Le Contact alimentaire

SYNTHÈSE DE LA RÉGLEMENTATION

 SUR LE CONTACT ALIMENTAIRE DES EMBALLAGES BOIS
(trouvée sur internet - 2005)

 Documents divers - Syndicats

Le bois a toujours été un matériau apprécié au contact des aliments, mais en raison de lacunes réglementaires et normatives, du manque d'arguments scientifiques, les produits en bois et à base de bois sont aujourd'hui souvent écartés et remplacés par des matériaux concurrents. La mise en place d'une stratégie concrète devient donc nécessaire et urgente, afin de maintenir l'usage du bois dans les applications ou il est déjà empiriquement reconnu, et pour promouvoir l'utilisation de ce matériau naturel et écologique.

Il existe 3 types de problèmes de sécurité liés aux emballages :

         -          Contact alimentaire des emballages légers fruits et légumes, fromages, huîtres, pains  
         -         
Contact alimentaire avec les autres aliments : planches de découpe des viandes, chambres froides,…  
         -         
Sécurité phytosanitaire du transport international des emballages.  

 Définition de l’emballage : Directive européenne 94/62/CE. L’emballage est tout produit constitué de matériaux de toute nature destiné à contenir et à protéger des marchandises.
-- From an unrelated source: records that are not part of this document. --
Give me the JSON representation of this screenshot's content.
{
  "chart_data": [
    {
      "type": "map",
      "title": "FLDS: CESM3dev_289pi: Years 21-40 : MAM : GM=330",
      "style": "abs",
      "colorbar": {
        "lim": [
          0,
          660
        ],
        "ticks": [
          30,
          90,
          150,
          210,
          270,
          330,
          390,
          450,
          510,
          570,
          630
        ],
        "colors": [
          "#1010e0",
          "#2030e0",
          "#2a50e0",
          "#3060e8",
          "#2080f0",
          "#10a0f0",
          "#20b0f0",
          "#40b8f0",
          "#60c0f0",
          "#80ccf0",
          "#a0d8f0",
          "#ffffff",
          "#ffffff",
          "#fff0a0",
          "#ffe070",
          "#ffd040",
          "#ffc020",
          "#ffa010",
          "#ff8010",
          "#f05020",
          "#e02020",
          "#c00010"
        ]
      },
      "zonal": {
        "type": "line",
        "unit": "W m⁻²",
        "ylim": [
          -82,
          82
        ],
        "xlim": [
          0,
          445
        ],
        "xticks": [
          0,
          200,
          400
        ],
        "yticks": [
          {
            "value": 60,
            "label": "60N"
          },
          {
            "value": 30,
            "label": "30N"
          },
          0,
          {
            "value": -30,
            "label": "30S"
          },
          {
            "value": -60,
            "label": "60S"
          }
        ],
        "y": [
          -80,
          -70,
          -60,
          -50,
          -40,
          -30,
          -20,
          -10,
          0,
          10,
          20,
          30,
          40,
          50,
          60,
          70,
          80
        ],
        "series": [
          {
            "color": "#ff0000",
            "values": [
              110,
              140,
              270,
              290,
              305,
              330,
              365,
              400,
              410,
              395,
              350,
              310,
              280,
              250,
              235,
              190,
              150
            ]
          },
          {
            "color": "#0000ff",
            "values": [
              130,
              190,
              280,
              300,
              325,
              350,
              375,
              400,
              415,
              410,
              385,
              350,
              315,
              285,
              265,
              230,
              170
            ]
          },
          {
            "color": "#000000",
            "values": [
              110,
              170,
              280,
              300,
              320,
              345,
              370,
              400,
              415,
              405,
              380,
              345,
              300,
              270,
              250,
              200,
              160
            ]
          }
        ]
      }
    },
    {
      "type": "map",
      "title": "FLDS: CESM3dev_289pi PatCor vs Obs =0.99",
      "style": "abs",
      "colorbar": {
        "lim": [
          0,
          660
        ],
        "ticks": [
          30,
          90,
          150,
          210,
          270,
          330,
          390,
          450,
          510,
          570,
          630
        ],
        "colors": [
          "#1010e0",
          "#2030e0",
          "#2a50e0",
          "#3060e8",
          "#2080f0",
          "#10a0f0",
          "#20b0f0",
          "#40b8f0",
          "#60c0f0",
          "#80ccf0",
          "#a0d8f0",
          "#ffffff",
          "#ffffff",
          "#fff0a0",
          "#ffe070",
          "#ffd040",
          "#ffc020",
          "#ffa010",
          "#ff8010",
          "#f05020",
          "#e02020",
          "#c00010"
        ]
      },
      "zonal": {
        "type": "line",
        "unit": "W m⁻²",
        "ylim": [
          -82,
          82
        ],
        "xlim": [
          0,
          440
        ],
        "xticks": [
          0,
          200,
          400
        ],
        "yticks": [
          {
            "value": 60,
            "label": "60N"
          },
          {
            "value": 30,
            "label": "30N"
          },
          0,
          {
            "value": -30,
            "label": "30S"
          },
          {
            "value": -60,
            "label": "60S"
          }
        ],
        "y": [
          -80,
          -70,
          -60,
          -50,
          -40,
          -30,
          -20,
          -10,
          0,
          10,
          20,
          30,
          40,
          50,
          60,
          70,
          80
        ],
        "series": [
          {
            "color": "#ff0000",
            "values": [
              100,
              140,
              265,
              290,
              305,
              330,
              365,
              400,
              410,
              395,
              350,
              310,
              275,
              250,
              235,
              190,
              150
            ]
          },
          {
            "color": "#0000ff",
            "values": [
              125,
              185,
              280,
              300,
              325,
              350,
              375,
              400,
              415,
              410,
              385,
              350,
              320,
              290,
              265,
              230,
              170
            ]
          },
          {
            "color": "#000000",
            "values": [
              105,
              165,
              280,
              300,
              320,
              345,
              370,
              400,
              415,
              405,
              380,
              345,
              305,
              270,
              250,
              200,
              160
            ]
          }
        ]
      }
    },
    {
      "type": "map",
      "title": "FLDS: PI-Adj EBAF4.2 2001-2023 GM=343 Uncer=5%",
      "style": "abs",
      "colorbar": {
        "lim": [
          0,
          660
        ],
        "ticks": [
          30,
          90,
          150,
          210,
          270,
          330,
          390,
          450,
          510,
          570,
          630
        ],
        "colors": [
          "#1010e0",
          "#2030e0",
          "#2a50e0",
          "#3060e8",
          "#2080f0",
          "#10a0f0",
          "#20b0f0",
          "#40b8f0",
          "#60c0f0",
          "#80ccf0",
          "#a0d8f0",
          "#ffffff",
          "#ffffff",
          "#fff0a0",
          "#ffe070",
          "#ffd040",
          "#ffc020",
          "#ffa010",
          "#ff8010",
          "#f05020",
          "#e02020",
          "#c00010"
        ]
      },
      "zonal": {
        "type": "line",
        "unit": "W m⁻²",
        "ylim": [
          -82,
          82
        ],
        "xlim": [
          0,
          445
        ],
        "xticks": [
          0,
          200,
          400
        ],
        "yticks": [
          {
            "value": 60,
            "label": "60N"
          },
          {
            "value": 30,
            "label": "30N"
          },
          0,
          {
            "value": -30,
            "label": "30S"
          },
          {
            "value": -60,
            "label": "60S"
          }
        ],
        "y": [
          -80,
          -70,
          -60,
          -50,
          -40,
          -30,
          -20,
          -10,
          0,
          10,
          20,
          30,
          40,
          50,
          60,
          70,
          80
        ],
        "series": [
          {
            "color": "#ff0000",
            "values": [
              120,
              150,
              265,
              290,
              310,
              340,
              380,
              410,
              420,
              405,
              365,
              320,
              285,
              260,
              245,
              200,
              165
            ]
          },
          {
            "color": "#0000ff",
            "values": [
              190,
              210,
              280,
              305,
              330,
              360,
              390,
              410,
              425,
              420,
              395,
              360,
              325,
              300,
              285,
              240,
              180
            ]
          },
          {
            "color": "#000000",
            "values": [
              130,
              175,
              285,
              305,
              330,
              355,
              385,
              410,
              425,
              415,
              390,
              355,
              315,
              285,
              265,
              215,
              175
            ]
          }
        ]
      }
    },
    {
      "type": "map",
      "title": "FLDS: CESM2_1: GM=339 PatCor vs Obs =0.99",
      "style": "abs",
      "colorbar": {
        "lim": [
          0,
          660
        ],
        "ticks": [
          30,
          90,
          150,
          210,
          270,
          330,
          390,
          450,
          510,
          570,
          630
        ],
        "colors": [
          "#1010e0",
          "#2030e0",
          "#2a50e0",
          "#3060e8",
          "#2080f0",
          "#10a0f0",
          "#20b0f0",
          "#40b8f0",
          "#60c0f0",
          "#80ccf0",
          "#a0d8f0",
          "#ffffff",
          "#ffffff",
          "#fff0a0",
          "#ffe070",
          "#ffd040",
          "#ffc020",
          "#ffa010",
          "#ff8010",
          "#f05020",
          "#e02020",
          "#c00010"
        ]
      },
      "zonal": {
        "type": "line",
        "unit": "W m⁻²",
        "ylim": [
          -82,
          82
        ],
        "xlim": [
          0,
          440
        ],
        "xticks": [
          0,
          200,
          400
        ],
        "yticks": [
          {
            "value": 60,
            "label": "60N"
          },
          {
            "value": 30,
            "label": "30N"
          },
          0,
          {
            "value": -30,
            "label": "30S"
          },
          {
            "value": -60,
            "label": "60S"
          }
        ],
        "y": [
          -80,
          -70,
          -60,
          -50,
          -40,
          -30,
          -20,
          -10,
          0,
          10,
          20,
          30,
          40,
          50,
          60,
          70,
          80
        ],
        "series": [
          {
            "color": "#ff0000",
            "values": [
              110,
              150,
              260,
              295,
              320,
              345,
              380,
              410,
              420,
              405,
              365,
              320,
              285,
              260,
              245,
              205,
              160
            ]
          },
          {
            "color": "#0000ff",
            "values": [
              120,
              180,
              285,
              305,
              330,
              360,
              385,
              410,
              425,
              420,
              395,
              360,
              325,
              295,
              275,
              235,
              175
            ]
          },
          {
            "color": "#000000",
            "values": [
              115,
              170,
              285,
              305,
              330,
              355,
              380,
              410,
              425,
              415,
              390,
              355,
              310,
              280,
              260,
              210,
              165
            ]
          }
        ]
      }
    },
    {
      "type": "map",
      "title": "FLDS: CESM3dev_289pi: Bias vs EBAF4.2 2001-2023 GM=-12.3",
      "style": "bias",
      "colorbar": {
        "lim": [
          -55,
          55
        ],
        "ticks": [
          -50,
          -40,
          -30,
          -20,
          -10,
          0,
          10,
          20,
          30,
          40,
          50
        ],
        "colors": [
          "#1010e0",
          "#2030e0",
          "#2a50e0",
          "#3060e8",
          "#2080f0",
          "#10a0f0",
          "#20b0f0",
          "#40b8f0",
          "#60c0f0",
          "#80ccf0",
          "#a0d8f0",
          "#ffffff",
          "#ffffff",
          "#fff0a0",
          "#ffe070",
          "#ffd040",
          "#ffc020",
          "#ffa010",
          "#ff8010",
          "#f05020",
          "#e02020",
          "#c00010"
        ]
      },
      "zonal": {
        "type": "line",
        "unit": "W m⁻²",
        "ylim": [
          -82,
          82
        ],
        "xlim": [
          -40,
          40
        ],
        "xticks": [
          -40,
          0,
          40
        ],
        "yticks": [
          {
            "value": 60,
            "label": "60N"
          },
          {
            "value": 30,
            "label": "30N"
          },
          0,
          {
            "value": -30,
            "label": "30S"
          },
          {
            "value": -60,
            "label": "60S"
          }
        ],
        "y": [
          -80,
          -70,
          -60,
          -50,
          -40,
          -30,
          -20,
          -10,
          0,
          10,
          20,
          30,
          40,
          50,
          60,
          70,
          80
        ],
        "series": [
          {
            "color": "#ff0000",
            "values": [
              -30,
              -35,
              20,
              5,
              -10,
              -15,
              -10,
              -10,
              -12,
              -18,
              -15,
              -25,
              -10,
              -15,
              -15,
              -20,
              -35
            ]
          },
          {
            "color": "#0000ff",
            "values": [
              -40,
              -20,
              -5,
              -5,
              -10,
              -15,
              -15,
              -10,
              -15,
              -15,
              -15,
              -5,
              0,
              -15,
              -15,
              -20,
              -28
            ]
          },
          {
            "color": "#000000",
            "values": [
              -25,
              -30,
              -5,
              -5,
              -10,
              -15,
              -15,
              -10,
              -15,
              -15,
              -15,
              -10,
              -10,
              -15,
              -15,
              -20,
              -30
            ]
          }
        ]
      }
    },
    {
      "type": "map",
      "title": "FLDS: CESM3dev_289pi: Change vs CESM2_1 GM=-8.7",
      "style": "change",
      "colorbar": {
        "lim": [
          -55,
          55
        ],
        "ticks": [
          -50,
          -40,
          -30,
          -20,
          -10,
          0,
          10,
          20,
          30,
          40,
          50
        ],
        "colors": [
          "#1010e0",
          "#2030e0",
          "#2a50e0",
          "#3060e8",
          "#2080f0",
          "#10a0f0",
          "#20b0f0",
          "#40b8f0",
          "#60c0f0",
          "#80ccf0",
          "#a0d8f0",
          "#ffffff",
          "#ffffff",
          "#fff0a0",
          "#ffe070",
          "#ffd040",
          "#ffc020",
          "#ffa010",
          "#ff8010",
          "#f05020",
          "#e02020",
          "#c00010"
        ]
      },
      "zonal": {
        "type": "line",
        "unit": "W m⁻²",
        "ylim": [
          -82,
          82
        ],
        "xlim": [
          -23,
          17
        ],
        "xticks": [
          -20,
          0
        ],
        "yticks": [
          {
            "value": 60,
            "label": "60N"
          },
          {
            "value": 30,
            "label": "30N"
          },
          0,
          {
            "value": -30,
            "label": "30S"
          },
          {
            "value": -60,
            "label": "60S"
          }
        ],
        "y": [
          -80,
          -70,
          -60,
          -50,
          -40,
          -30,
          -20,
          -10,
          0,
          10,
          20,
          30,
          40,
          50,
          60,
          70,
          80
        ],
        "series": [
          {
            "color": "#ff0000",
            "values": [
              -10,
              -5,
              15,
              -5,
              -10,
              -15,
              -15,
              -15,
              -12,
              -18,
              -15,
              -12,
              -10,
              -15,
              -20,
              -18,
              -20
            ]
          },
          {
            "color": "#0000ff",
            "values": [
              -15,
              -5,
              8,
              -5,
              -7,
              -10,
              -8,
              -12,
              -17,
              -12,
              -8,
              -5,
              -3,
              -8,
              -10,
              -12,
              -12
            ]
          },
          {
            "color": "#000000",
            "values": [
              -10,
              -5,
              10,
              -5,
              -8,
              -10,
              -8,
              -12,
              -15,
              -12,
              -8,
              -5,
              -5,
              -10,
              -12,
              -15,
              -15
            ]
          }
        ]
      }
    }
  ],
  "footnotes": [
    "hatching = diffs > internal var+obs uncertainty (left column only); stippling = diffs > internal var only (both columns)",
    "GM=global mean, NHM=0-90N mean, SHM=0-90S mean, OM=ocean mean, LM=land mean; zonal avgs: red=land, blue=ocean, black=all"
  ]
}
Cette Directive est relative aux emballages et à leurs déchets. Sa transposition en droit français est le Décret 98-638. (réduction à la source, teneur minimale en métaux lourds, caractère réutilisable ou valorisable). Des normes CEN établissent les règles de mise en application.

 Il peut être en bois (nomenclature : NAF 204 Z). Il doit permettre le stockage, la manutention et le transport.

 Norme  NF H 00-008 : emballages parallélépipédiques pour fruits et légumes. Dimension d’encombrement. L’encombrement doit être de  20 dm3 pour un poids de 1 kg.

 Norme NF H 03-003-1 : précise que la hauteur maximale de stockage et de transport ne doit pas dépasser 2,20 m. 

 Le conditionnement doit répondre à des contraintes d’hygiène et de coût et assurer la sécurité alimentaire.

 C’est aux interfaces emballages/produit et emballage/environnement que se posent les questions de sécurité.  

 Contact alimentaire des emballages primaires.

 Les textes officiels français et européens actuels qui nous servent de référence sont :

-          l’Arrêté du 15 novembre 1945 – concernant la liste des matériaux susceptibles d’être utilisés pour la santé publique dans la fabrication des instruments de mesures,

-          l’Arrêté du 28 décembre 1992 – concernant les conditions d’hygiène des produits de la pêche. (il doit s’agir de bois neuf, non traité et non ré-utilisable).

-          Arrêté d’utilisation du Bromure de méthyle du 04 août 1986 – annexe 1 : liste des denrées susceptibles d’être traitées : fruits et légumes frais et secs , entre autres.

-          Directive européenne 64/433/CE : L’utilisation d’instruments et d’équipements en bois dans les abattoirs et dans les ateliers de transformation des viandes est interdite.

-          Arrêté du 04 avril 1996 fixant les conditions d’agrément d’entreposage des denrées. L’emploi du bois sans revêtement et la sciure de bois est interdit pour la construction d’installations fixes à l’intérieur des Chambres froides.

 Faute de textes précis actuellement, une Directive européenne cadre n° 89-109 CE  du 28 décembre 1988 précise le principe d’inertie des matériaux au contact alimentaire. Celle-ci a été abrogée en même temps que la Directive 80-590 et remplacée par le Règlement n° 1935-2004 du 27 octobre 2004.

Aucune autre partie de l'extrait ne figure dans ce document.